Auch das bestätigt Mega zumindest teilweise im eigenen Blog. Zwar setze der Sharehoster Deduplizierung ein, allerdings werde sie erst nach der Verschlüsselung genutzt, etwa wenn ein Anwender dieselbe Datei zweimal hochlade. Dort heißt es auch, dass Dateien, die zwischen Ordnern und Benutzerkonten mit dem Mega-Dateimanager oder über das API kopiert würden, ebenfalls auf nur eine physisch vorhandene Datei hinwiesen. Lediglich wenn zwei verschiedene Anwender die gleiche Datei hochlüden, könne aufgrund der Verschlüsselung keine Deduplizierung durchgeführt werden.
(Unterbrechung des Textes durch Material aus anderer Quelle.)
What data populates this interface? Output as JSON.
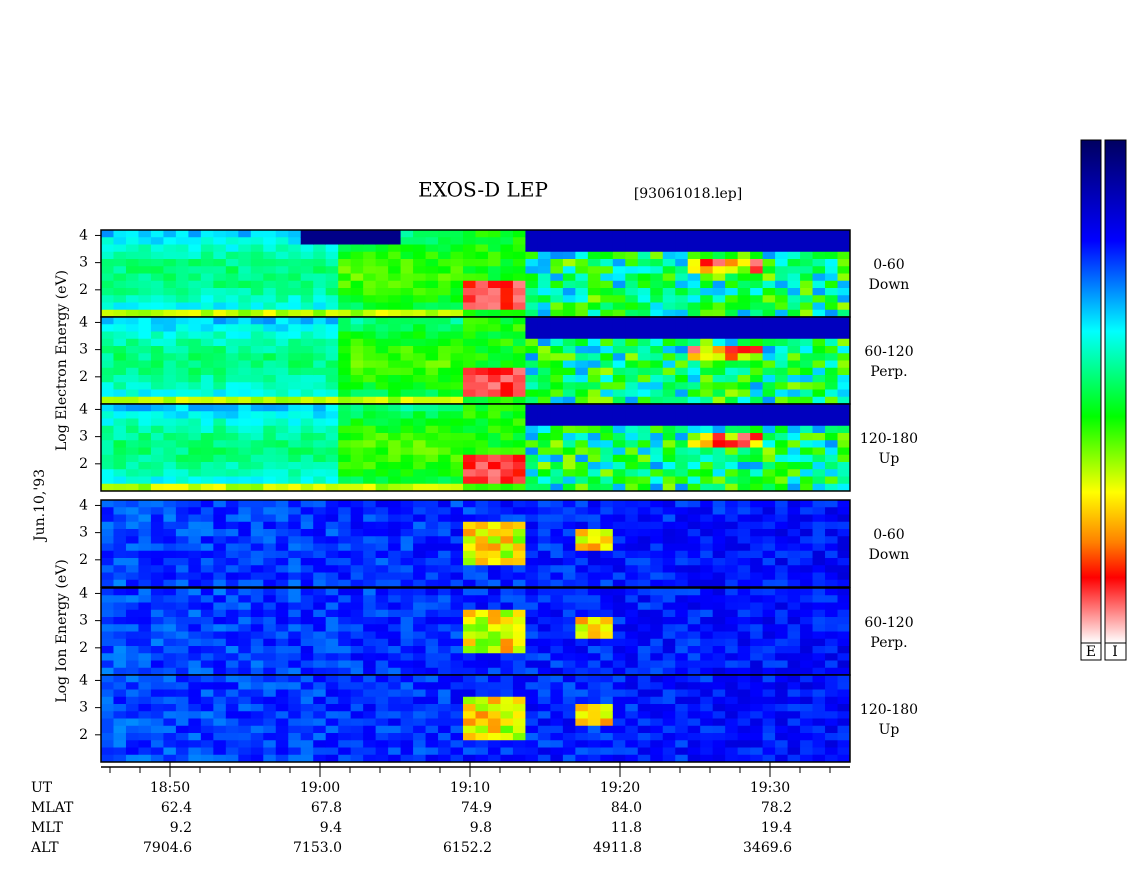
{
  "header": {
    "title": "EXOS-D LEP",
    "file": "[93061018.lep]"
  },
  "date": "Jun.10,'93",
  "panel_groups": [
    {
      "axis_label": "Log Electron Energy (eV)",
      "ylim": [
        1,
        4.2
      ],
      "yticks": [
        2,
        3,
        4
      ],
      "panels": [
        {
          "angle": "0-60",
          "direction": "Down"
        },
        {
          "angle": "60-120",
          "direction": "Perp."
        },
        {
          "angle": "120-180",
          "direction": "Up"
        }
      ]
    },
    {
      "axis_label": "Log Ion Energy (eV)",
      "ylim": [
        1,
        4.2
      ],
      "yticks": [
        2,
        3,
        4
      ],
      "panels": [
        {
          "angle": "0-60",
          "direction": "Down"
        },
        {
          "angle": "60-120",
          "direction": "Perp."
        },
        {
          "angle": "120-180",
          "direction": "Up"
        }
      ]
    }
  ],
  "time_axis": {
    "ticks": [
      "18:50",
      "19:00",
      "19:10",
      "19:20",
      "19:30"
    ]
  },
  "ephemeris": {
    "rows": [
      {
        "label": "UT"
      },
      {
        "label": "MLAT",
        "values": [
          "62.4",
          "67.8",
          "74.9",
          "84.0",
          "78.2"
        ]
      },
      {
        "label": "MLT",
        "values": [
          "9.2",
          "9.4",
          "9.8",
          "11.8",
          "19.4"
        ]
      },
      {
        "label": "ALT",
        "values": [
          "7904.6",
          "7153.0",
          "6152.2",
          "4911.8",
          "3469.6"
        ]
      }
    ]
  },
  "colorbar": {
    "labels": [
      "E",
      "I"
    ]
  }
}
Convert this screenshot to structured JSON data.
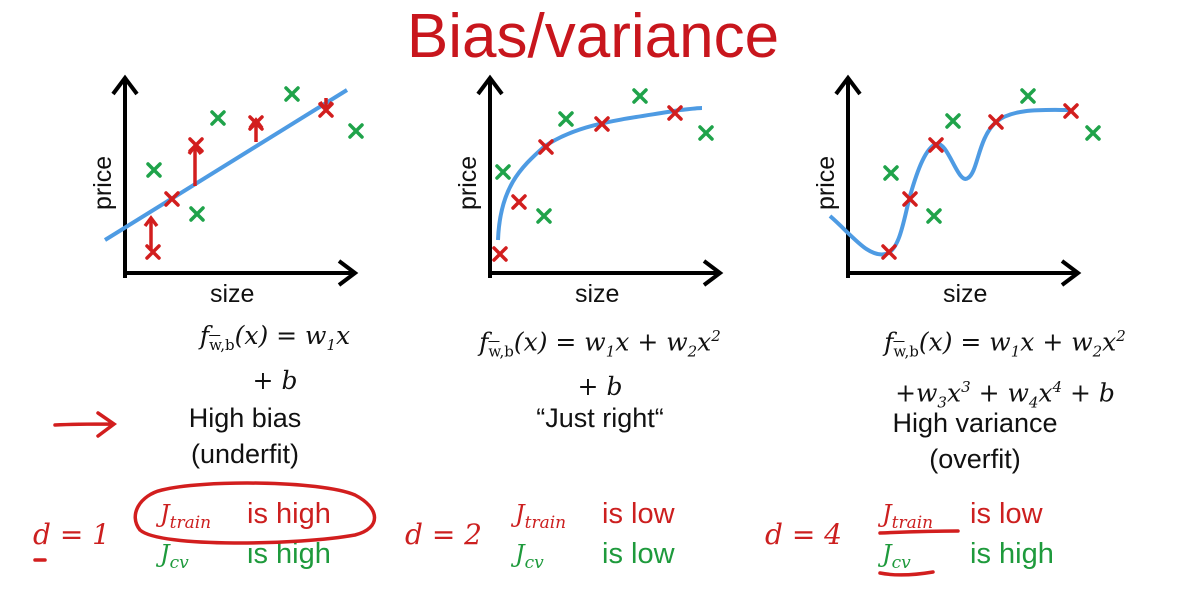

Einige Kritikpunkte an Mega haben sich also bei genauerer Betrachtung bestätigt, etwa die inkonsequente Umsetzung von Javascript-Funktionen bei der Erstellung eines Schlüssels und die mangelnde Sicherheit der Mega-Server. Dass Daten nach dem Verlust eines Passworts nicht mehr zugänglich sind, ist letztendlich aber der Vorteil einer Verschlüsselung. Möglicherweise finden Hacker, die Kim Dotcoms Einladung folgen, seine Server zu testen, weitere Schwachpunkte.  (jt)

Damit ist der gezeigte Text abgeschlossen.